We know that the entire world is going through a phenomenon called AI which is now seen everywhere we go and it has been seen in medical research as well. Now, there is an AI-based platform for medical research named Causaly which was founded by Yiannis Kiachopoulos who is one of its co-founders. Their company, which is just more than six years old right now, already has clients such as Gilead, Novo Nordisk, Regeneron, the Food and Drug Administration and the National Institute of Environmental Health Sciences.
“For each drug to make it to the market there are nine that failed,” said Kiachopoulos, working out to a 90% failure rate. “Each of those drugs typically costs between $1 billion and $2 billion to develop, according to research from the National Institutes of Health in the U.S. This gives us a real chance to accelerate and provide patient and societal benefits.” When asked by TechCrunch if “compute power was an issue for his startup as well, given that this is indeed one of the big themes among AI startups right now, biomedical or otherwise, and his answer was a surprising “no.” He added “Only a very small fraction will go into compute resources,” he said.
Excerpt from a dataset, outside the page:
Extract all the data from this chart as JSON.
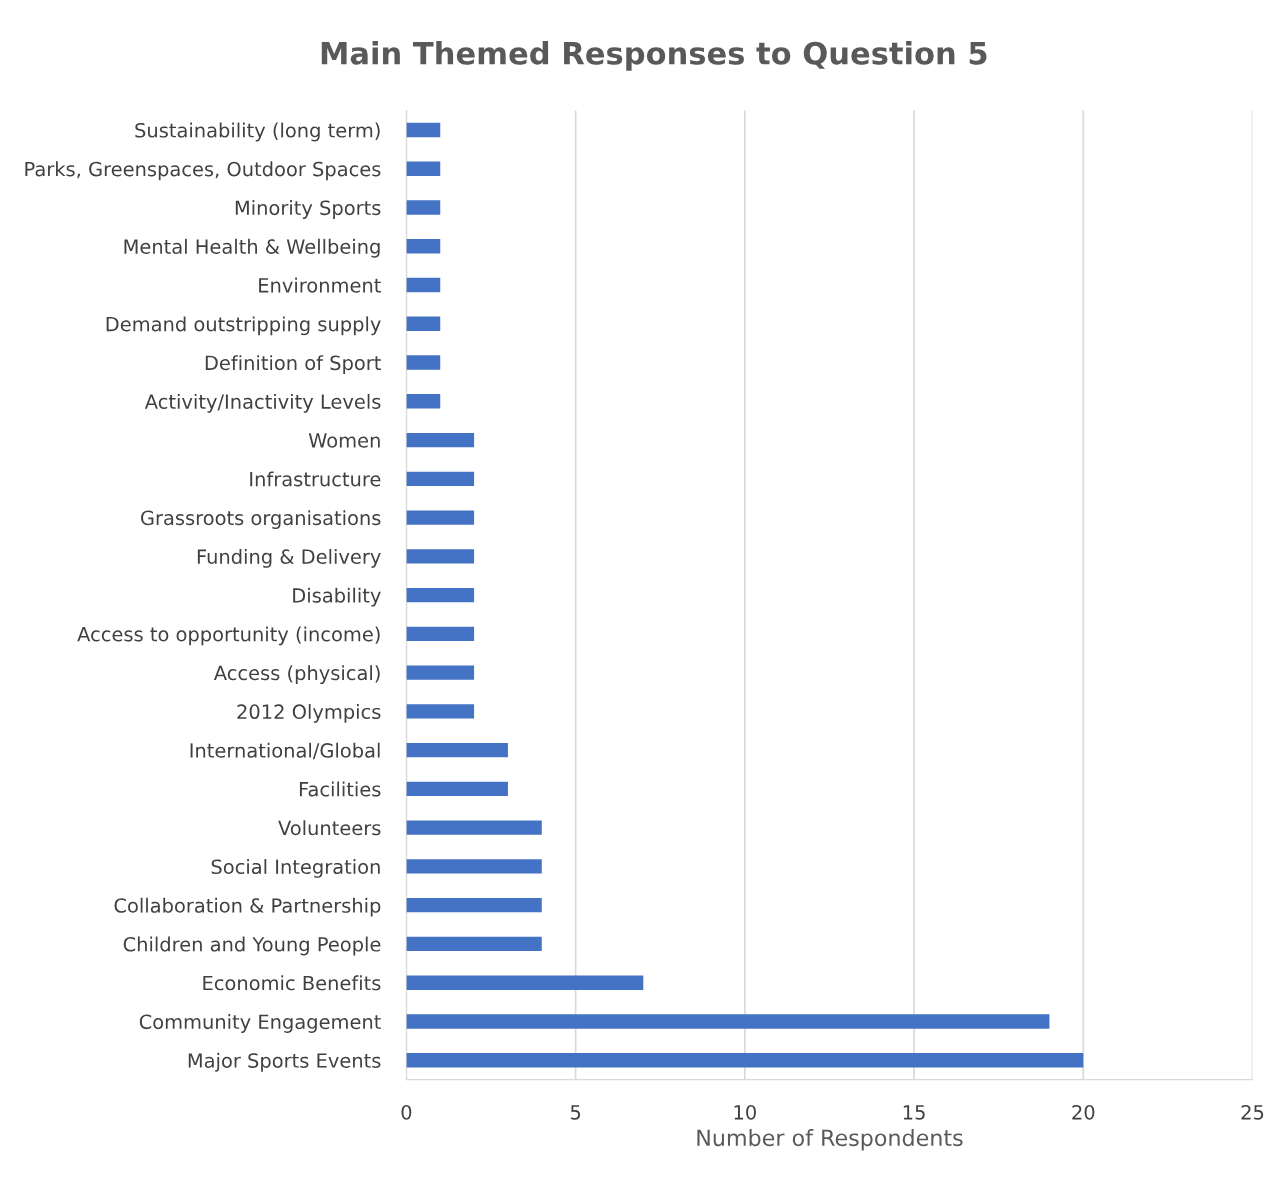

This was partly due to how Causaly was built and partly because of its role in the ecosystem. “Six years ago, when we were starting the company, there were no large language models, so what we have built is not compute-power hungry. We were building natural language querying before Chat GPT, and so we didn’t need large language models now.”
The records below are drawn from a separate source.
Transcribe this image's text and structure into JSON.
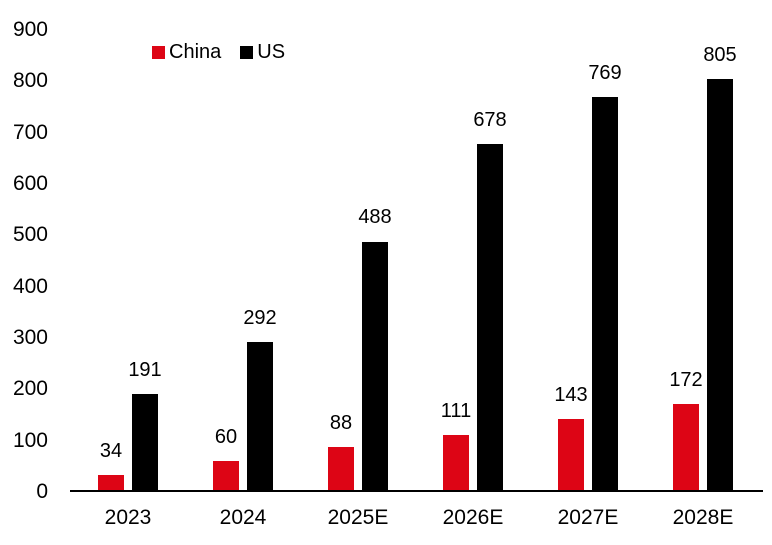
{
  "chart_data": {
    "type": "bar",
    "categories": [
      "2023",
      "2024",
      "2025E",
      "2026E",
      "2027E",
      "2028E"
    ],
    "series": [
      {
        "name": "China",
        "color": "#dd0515",
        "values": [
          34,
          60,
          88,
          111,
          143,
          172
        ]
      },
      {
        "name": "US",
        "color": "#000000",
        "values": [
          191,
          292,
          488,
          678,
          769,
          805
        ]
      }
    ],
    "ylim": [
      0,
      900
    ],
    "yticks": [
      0,
      100,
      200,
      300,
      400,
      500,
      600,
      700,
      800,
      900
    ],
    "grid": false,
    "legend_position": "top",
    "data_labels": true,
    "axis_color": "#000000",
    "text_color": "#000000",
    "background_color": "#ffffff"
  }
}
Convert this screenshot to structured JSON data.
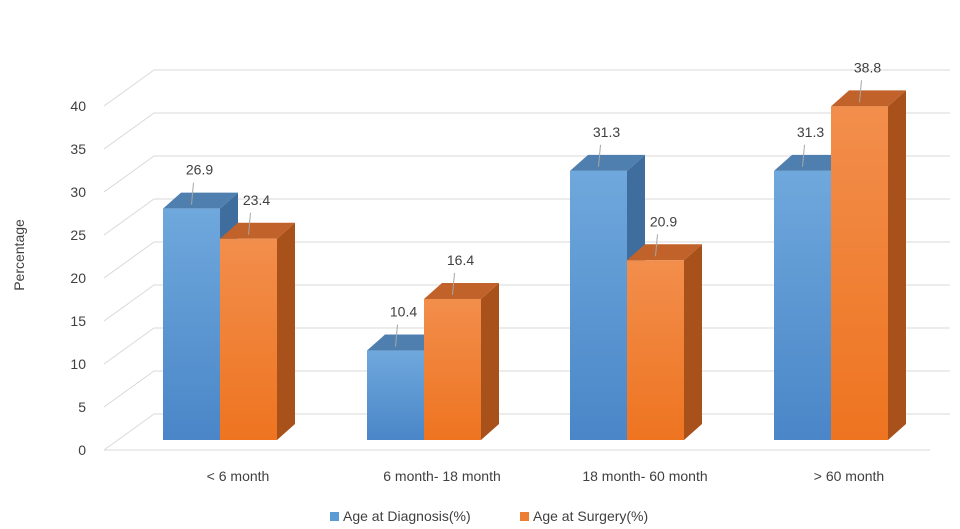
{
  "chart_data": {
    "type": "bar",
    "title": "",
    "xlabel": "",
    "ylabel": "Percentage",
    "ylim": [
      0,
      40
    ],
    "yticks": [
      0,
      5,
      10,
      15,
      20,
      25,
      30,
      35,
      40
    ],
    "grid": true,
    "style": "3d-clustered-column",
    "legend_position": "bottom",
    "categories": [
      "< 6 month",
      "6 month- 18 month",
      "18 month- 60 month",
      "> 60 month"
    ],
    "series": [
      {
        "name": "Age at Diagnosis(%)",
        "color": "#5B9BD5",
        "values": [
          26.9,
          10.4,
          31.3,
          31.3
        ]
      },
      {
        "name": "Age at Surgery(%)",
        "color": "#ED7D31",
        "values": [
          23.4,
          16.4,
          20.9,
          38.8
        ]
      }
    ]
  }
}
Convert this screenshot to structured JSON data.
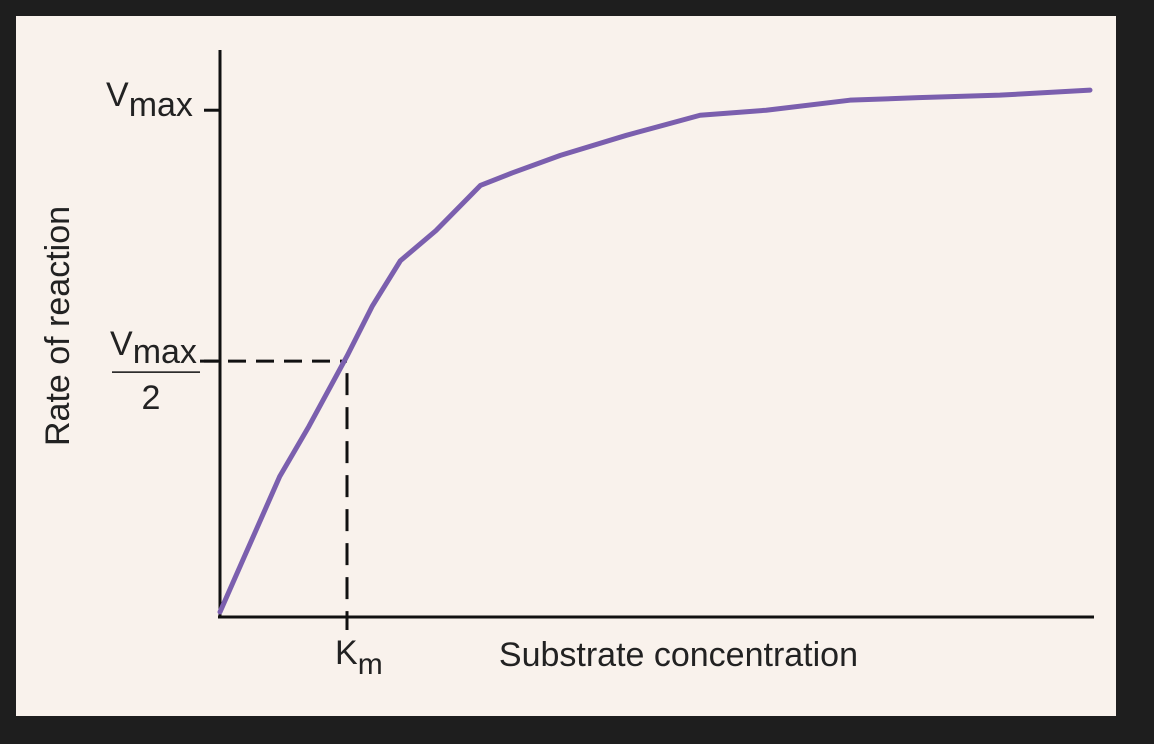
{
  "chart_data": {
    "type": "line",
    "x_label": "Substrate concentration",
    "y_label": "Rate of reaction",
    "xlim": [
      0,
      6.85
    ],
    "ylim": [
      0,
      1.12
    ],
    "xticks": [
      {
        "value": 1,
        "label": "K",
        "sub": "m"
      }
    ],
    "yticks": [
      {
        "value": 0.5,
        "label": "V",
        "sub": "max",
        "denominator": "2"
      },
      {
        "value": 1,
        "label": "V",
        "sub": "max"
      }
    ],
    "series": [
      {
        "color": "#7b5fae",
        "x": [
          0,
          0.2,
          0.47,
          0.7,
          1,
          1.2,
          1.42,
          1.7,
          2.05,
          2.3,
          2.68,
          3.2,
          3.78,
          4.3,
          4.96,
          5.5,
          6.14,
          6.85
        ],
        "values": [
          0,
          0.115,
          0.27,
          0.37,
          0.51,
          0.61,
          0.7,
          0.76,
          0.85,
          0.875,
          0.91,
          0.95,
          0.99,
          1.0,
          1.02,
          1.025,
          1.03,
          1.04
        ]
      }
    ]
  }
}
He also added that “With LLM it can get easier to query AIs. That is true and we are working on that. But you don’t need to train an LLM from scratch so we can take and fine tune what there is, and fine tuning is a lot less of a drain on compute resources.” He also mentioned that “Our solution helps biomedical teams, but we are not developing our own therapeutics,” and that “We are a SaaS-based platform, training our scientists to get the most out of our AI. We have very strong partnerships and not competing, nor do we have plans to.”